Een blonde jongeman in een lang geel hemd en een donkerrode broek kwam naar Sira Mars toe rennen. 'Dus u hebt eindelijk uw getuigen gevonden. Mijn broer en ik willen dat deze slaven gewurgd worden, als voorbeeld voor andere slaven die overwegen om bezit te nemen van iets wat niet van hen is.'
'Maar ongetwijfeld zul je er toch eerst voor willen zorgen dat je ouders en je zuster en haar man fatsoenlijk begraven worden, Pall Thorvaldson,' berispte Sira Mars hem. 'Die slaven lopen niet weg. Zodra we voor de stoffelijke resten hebben gezorgd zal ik beslissen wat er met hen moet gebeuren.'
'Ja, natuurlijk.' Voordat Sira Mars naar de inmiddels al gedolven graven liep, waar nog meer mannen in donkere, onopgesmukte gewaden stonden te wachten, voegde Skuli Thorvaldson eraan toe: 'Het zit me dwars dat deze slaven niet hetzelfde lot hebben ondergaan als de rest. Ze zullen het water wel vergiftigd hebben.'
'We zullen hen ondervragen en beslissen wat er met de beschuldigden moet gebeuren, maar dat kan wachten.' De familie keek nieuwsgierig toe hoe Sira Mars in een kom wat water uit de goot schepte en boven de kom een paar keer een kruisteken maakte terwijl hij woorden in een vreemde taal prevelde.
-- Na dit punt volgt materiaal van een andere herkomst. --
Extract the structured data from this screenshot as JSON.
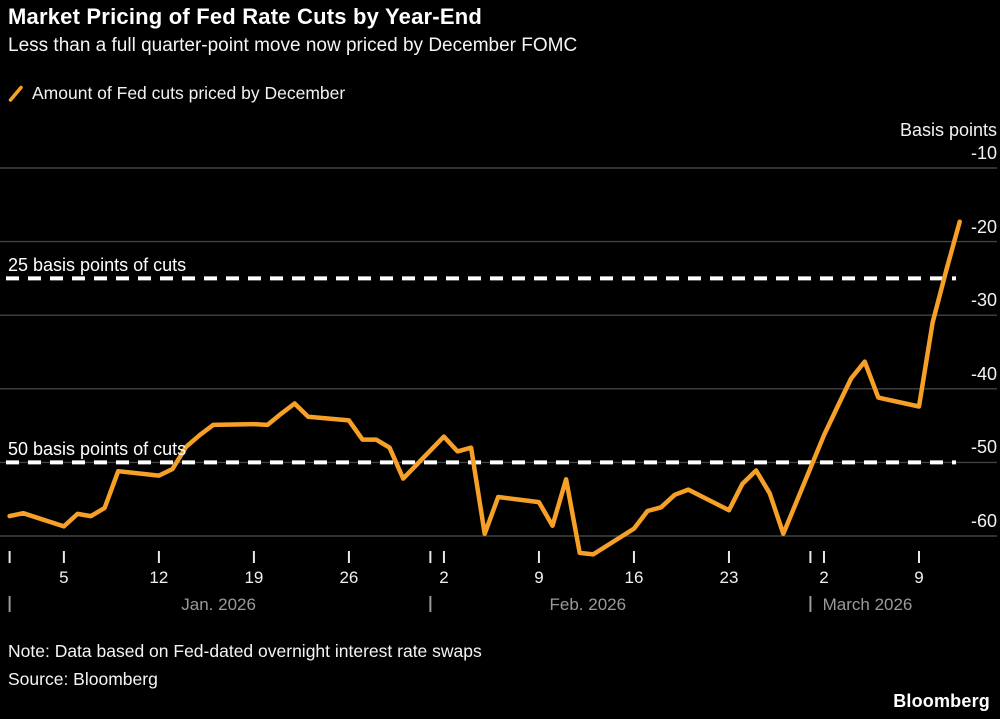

Een paar van die woorden werden herhaald door de monniken, die 'amen' zeiden toen de priester klaar was met zijn ritueel. 'Zijn de lijken gewassen en klaar om begraven te worden?' vroeg hij aan een van de monniken.
De man boog. 'Inderdaad. We hebben hen uit hun bedsteden gehaald en hen in hun dekens gewikkeld. Ze waren erg mager, hoewel we niet kunnen vaststellen of dat het gevolg is van hun doodsstrijd of van de beproevingen van de winter.' Het gezicht van de spreker ging met uitzondering van zijn kin schuil onder zijn monnikskap, maar aan zijn stem te horen was hij nog jong.
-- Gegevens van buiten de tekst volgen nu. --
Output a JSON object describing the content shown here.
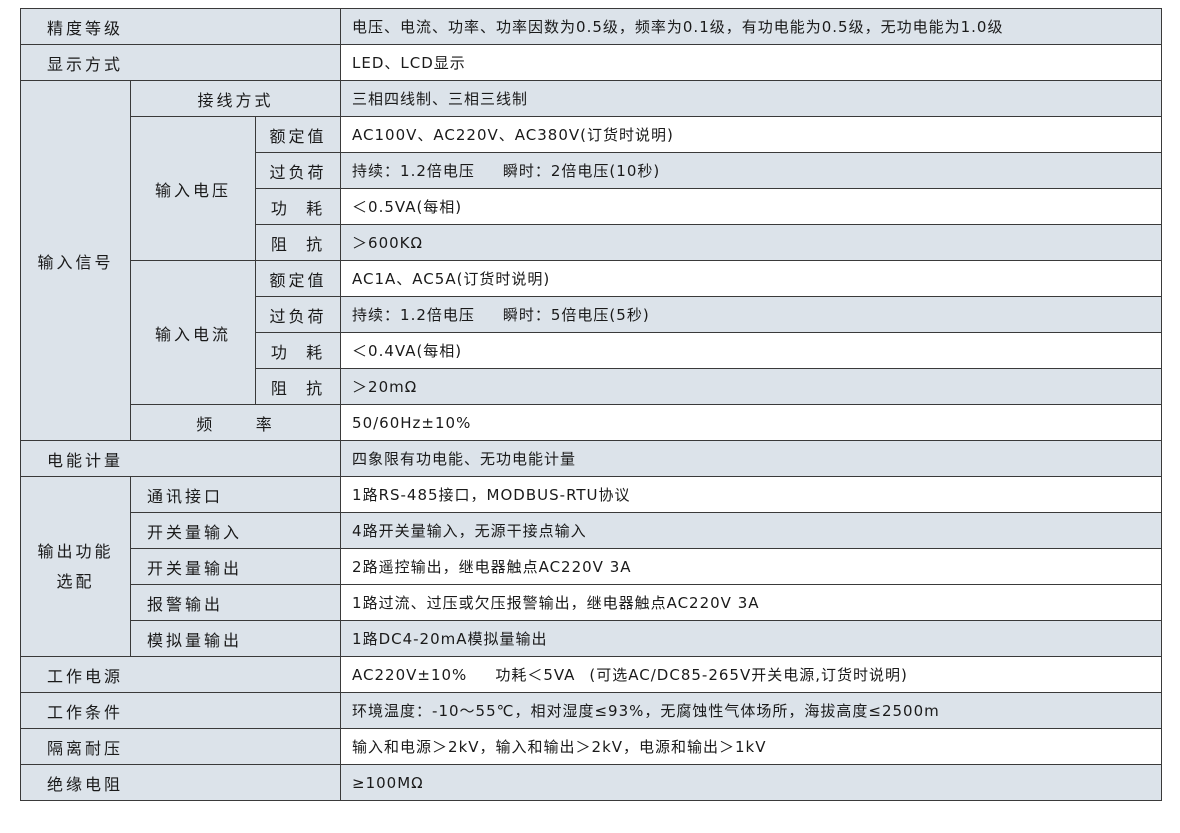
{
  "rows": {
    "accuracy": {
      "label": "精度等级",
      "value": "电压、电流、功率、功率因数为0.5级，频率为0.1级，有功电能为0.5级，无功电能为1.0级"
    },
    "display": {
      "label": "显示方式",
      "value": "LED、LCD显示"
    },
    "input_signal": {
      "label": "输入信号",
      "wiring": {
        "label": "接线方式",
        "value": "三相四线制、三相三线制"
      },
      "voltage": {
        "label": "输入电压",
        "rated": {
          "label": "额定值",
          "value": "AC100V、AC220V、AC380V(订货时说明)"
        },
        "overload": {
          "label": "过负荷",
          "value_a": "持续：1.2倍电压",
          "value_b": "瞬时：2倍电压(10秒)"
        },
        "power": {
          "label": "功  耗",
          "value": "＜0.5VA(每相)"
        },
        "impedance": {
          "label": "阻  抗",
          "value": "＞600KΩ"
        }
      },
      "current": {
        "label": "输入电流",
        "rated": {
          "label": "额定值",
          "value": "AC1A、AC5A(订货时说明)"
        },
        "overload": {
          "label": "过负荷",
          "value_a": "持续：1.2倍电压",
          "value_b": "瞬时：5倍电压(5秒)"
        },
        "power": {
          "label": "功  耗",
          "value": "＜0.4VA(每相)"
        },
        "impedance": {
          "label": "阻  抗",
          "value": "＞20mΩ"
        }
      },
      "frequency": {
        "label": "频     率",
        "value": "50/60Hz±10%"
      }
    },
    "energy": {
      "label": "电能计量",
      "value": "四象限有功电能、无功电能计量"
    },
    "output": {
      "label_1": "输出功能",
      "label_2": "选配",
      "comm": {
        "label": "通讯接口",
        "value": "1路RS-485接口，MODBUS-RTU协议"
      },
      "di": {
        "label": "开关量输入",
        "value": "4路开关量输入，无源干接点输入"
      },
      "do": {
        "label": "开关量输出",
        "value": "2路遥控输出，继电器触点AC220V 3A"
      },
      "alarm": {
        "label": "报警输出",
        "value": "1路过流、过压或欠压报警输出，继电器触点AC220V 3A"
      },
      "analog": {
        "label": "模拟量输出",
        "value": "1路DC4-20mA模拟量输出"
      }
    },
    "power_supply": {
      "label": "工作电源",
      "value_a": "AC220V±10%",
      "value_b": "功耗＜5VA",
      "value_c": "(可选AC/DC85-265V开关电源,订货时说明)"
    },
    "conditions": {
      "label": "工作条件",
      "value": "环境温度：-10～55℃，相对湿度≤93%，无腐蚀性气体场所，海拔高度≤2500m"
    },
    "isolation": {
      "label": "隔离耐压",
      "value": "输入和电源＞2kV，输入和输出＞2kV，电源和输出＞1kV"
    },
    "insulation": {
      "label": "绝缘电阻",
      "value": "≥100MΩ"
    }
  }
}
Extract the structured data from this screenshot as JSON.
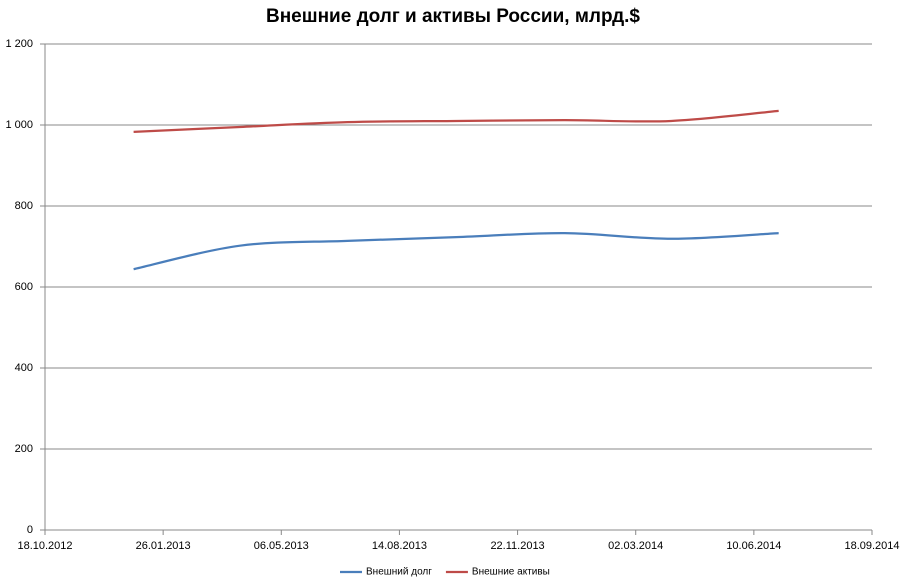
{
  "chart_data": {
    "type": "line",
    "title": "Внешние долг и активы России, млрд.$",
    "x": [
      "01.01.2013",
      "01.04.2013",
      "01.07.2013",
      "01.10.2013",
      "01.01.2014",
      "01.04.2014",
      "01.07.2014"
    ],
    "series": [
      {
        "name": "Внешний долг",
        "color": "#4a7ebb",
        "values": [
          644,
          702,
          714,
          723,
          733,
          719,
          733
        ]
      },
      {
        "name": "Внешние активы",
        "color": "#be4b48",
        "values": [
          983,
          995,
          1007,
          1010,
          1012,
          1010,
          1035
        ]
      }
    ],
    "xlim": [
      "18.10.2012",
      "18.09.2014"
    ],
    "xticks": [
      "18.10.2012",
      "26.01.2013",
      "06.05.2013",
      "14.08.2013",
      "22.11.2013",
      "02.03.2014",
      "10.06.2014",
      "18.09.2014"
    ],
    "ylim": [
      0,
      1200
    ],
    "yticks": [
      0,
      200,
      400,
      600,
      800,
      {
        "value": 1000,
        "label": "1 000"
      },
      {
        "value": 1200,
        "label": "1 200"
      }
    ],
    "grid": true,
    "legend": "bottom"
  }
}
'Dank u wel, broeder Audun. Ik zal de overblijfselen nu zegenen. Heb nog even geduld, Halvard,' zei Sira Mars. 'Een uur zal toch niet zoveel verschil maken.' Halvard boog zijn hoofd en deed zijn best om beleefd te blijven.
De monniken hadden een grote hoeveelheid stenen naast de ondiepe kuilen gelegd. 'Weet je zeker dat je erbij wilt blijven?' fluisterde Halvard tegen Ingrid. Ze knikte. Samen met zijn kinderen liep Halvard naar de in hun doodskleed gewikkelde lijken. Skuli en Pall Thorvaldson knielden en wachtten tot de priester klaar was en de monniken de graven dicht konden maken.
Alleen de hoofden van de lijken waren te zien. Sira Mars knielde neer om met het water dat hij had gezegend een kruis op hun voorhoofd te maken. De beide vrouwen droegen bescheiden wollen hoofddeksels. Halvard trok een gezicht. Hij herkende de oude man, Thorvald, zelfs nu de dood hem lijkbleek en verschrompeld had gemaakt. Als die jonge slaven hem echt hadden vergiftigd, verdienden ze het om te sterven.
Toen de laatste steen op zijn plaats lag, knielden de priester en de monniken naast de grafheuvel neer om tot hun god te spreken. Halvard liep een eindje weg, gevolgd door zijn kinderen.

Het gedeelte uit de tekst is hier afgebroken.